Algilama ve ögrenme metotlari

Insanlarin algilama, düsünme ve ögrenme yöntemleri arasinda önemli farklar vardir. Bunun sebebi her kisinin beyin yapisinin farkli bir algilama ve ögrenme sisteminde yaratilmis olmasidir. Yasanan olaylarla ilgili olarak insanlarin kiminde görüntüler, kiminde sesler, kiminde hissettikleri duygular, kiminde koku ve tatlar ön plâna çikar. Insanlar yasadiklarini kendilerinde ön plâna çikan yanlariyla algilar ve zihinlerinde canlandirir. Zihindeki varlik ve olaylarla ilgili tasavvurlar bilgiyi meydana getirir. Her fert kendine has bir mânâlandirma ve yorumlama yapar. Bu durum insanlarin ögrenme ve hatirlama sistemlerinin farkli olmasindan kaynaklanir. Insanlarin ögrenme ve hatirlama sistemlerini bilmeleri, ögrenmelerini kolaylastirarak, hatirda tutmayi güçlendirir.

Aslinda her insan farkli sekillerdeki algilama ve ögrenme sistemlerinin hepsine sahip olmakla birlikte, her kiside bunlardan biri daha baskin durumdadir. Yani hadise ve varliklarin algilamasinda bazi insanlarda onlarin görüntüsü, bazilarinda sesi ve bazilarinda dokunmayla olusan hisleri daha tesirli olmaktadir. Eger bunlara ayri birer isim vermek gerekirse, birinci gruptakilere "görüntüleri algilayan beyinler", ikinci gruptakilere "sesleri algilayan beyinler" ve üçüncü gruptakilere ise, "dokunmalari algilayan beyinler" denilebilir.

Görüntüleri algilayan beyinler

Eger bir hadise veya varligin sesinden ve diger hususiyetlerinden ziyade, kisinin zihninde onun görüntüsü kaliyor ve kisi daha sonra o hadise ve varligi daha ziyade onun görüntüsüne ait ipuçlarindan hatirliyorsa, bu kisi, "görüntüleri algilayan beyin" tipine sahiptir. Bu kisilerin kullandiklari kelimeler agirlikli olarak görüntü ile alâkalidir. Bir olayi veya durumu anlatirken onun görünüs özelliklerini ön plâna çikartirlar. Meselâ, bir arkadasini baskasina tanitmak için uzun boylu, siyah saçli, mavi gözlü gibi görsel niteliklerini söylerler. Görüntülerle düsündükleri için hizli konusurlar. Konusmalarina dikkat etmezler çünkü beyinlerindeki sekillere yetismeye çalisirlar.

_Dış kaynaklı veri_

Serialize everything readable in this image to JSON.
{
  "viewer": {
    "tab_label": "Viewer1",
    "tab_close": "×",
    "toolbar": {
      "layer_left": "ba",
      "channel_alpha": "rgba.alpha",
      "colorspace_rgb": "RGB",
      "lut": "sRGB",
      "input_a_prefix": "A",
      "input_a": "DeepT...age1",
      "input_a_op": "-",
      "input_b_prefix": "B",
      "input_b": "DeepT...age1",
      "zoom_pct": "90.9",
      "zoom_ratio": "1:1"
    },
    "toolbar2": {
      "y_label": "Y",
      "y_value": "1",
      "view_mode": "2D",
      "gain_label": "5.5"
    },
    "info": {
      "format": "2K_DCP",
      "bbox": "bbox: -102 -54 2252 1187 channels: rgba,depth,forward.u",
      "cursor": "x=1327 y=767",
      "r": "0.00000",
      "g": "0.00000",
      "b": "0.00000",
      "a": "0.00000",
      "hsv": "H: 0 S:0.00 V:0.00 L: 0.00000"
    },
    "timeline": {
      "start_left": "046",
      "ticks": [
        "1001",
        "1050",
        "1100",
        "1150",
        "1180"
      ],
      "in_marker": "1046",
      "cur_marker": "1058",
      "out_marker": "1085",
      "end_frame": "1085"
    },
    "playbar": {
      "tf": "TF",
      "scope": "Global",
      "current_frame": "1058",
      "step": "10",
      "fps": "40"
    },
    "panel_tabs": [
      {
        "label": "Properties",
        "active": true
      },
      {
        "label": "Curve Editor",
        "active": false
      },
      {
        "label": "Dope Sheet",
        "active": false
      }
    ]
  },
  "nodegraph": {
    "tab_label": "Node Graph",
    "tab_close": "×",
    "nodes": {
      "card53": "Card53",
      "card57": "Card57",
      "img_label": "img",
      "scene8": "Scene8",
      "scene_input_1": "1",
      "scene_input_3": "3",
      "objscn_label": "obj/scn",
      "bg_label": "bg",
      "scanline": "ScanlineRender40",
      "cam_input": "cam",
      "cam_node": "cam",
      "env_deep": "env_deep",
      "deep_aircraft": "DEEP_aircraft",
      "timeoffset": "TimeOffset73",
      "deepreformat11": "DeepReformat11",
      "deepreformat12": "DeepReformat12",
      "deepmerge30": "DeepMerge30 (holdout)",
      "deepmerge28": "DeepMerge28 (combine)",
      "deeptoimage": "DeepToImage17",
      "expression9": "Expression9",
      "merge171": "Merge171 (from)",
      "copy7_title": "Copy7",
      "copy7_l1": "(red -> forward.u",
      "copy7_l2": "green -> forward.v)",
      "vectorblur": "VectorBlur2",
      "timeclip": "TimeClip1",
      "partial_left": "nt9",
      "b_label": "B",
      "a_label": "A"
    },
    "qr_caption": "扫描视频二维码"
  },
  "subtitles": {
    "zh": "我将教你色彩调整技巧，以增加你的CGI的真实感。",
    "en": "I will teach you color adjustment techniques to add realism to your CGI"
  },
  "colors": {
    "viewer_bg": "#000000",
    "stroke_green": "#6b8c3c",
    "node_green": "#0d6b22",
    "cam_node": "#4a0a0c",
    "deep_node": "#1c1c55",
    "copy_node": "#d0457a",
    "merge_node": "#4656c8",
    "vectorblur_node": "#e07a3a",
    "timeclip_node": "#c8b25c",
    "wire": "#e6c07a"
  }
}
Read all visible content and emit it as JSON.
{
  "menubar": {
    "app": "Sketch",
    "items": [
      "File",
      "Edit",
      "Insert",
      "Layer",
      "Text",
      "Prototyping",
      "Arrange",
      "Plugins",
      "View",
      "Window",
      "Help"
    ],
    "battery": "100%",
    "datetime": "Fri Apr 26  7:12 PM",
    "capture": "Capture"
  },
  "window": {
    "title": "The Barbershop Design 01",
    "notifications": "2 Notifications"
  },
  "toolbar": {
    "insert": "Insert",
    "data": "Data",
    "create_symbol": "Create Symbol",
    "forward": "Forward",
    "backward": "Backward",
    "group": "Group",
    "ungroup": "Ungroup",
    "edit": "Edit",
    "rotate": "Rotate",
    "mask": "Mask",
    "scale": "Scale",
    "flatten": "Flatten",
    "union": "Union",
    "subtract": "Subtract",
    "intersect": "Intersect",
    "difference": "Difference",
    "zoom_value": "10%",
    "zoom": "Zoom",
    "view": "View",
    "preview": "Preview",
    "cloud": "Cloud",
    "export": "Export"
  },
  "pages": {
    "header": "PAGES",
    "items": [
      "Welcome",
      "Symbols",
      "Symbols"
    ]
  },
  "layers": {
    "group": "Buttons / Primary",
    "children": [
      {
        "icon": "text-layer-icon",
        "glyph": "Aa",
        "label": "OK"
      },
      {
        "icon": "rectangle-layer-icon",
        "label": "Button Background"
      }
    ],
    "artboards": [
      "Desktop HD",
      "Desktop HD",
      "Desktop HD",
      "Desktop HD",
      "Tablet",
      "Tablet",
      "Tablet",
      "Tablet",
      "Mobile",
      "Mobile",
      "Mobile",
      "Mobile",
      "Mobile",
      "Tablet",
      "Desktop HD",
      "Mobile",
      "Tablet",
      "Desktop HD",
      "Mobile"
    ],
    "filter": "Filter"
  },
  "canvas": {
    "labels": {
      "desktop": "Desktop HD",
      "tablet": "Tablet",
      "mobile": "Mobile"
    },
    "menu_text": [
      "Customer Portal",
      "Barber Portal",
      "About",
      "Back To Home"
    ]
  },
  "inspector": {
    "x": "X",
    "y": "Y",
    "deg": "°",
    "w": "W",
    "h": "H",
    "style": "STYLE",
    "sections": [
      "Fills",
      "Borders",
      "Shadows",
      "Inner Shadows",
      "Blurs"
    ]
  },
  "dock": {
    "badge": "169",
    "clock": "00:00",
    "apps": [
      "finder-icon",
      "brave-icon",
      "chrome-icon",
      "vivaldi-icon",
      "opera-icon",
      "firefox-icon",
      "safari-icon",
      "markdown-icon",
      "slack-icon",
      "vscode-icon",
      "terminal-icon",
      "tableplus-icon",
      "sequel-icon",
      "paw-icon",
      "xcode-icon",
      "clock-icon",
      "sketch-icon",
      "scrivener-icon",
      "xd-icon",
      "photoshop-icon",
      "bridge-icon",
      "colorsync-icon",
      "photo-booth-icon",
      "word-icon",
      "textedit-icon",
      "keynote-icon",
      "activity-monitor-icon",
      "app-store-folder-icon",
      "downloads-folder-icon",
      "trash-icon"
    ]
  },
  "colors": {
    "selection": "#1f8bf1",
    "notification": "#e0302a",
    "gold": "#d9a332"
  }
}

Beyin yapisinin görüntüleri algilamasinin yüksek oldugunu ögrenen fert, ögrenme faaliyetini semalara, grafiklere ve görünen unsurlara dayandirmalidir. Kitap okurken, ögrenmeleri gereken noktalarin altini renkli kalemlerle çizebilir. Okuduklari veya dinledikleri ile ilgili grafik veya sema çizerek daha kolay ögrenebilir. Görüntüye dayali ögrenenlerde hayallere dalma çok görülür. Bundan dolayi dalginlik ve dikkat eksikligi diger insanlara göre biraz fazladir. Kendilerine okuduklari kitapla ilgili bir soru soruldugunda, sorunun cevabini düsünürken, o cevabin yazili oldugu sayfanin görüntüsünü hatirlamaya çalisir.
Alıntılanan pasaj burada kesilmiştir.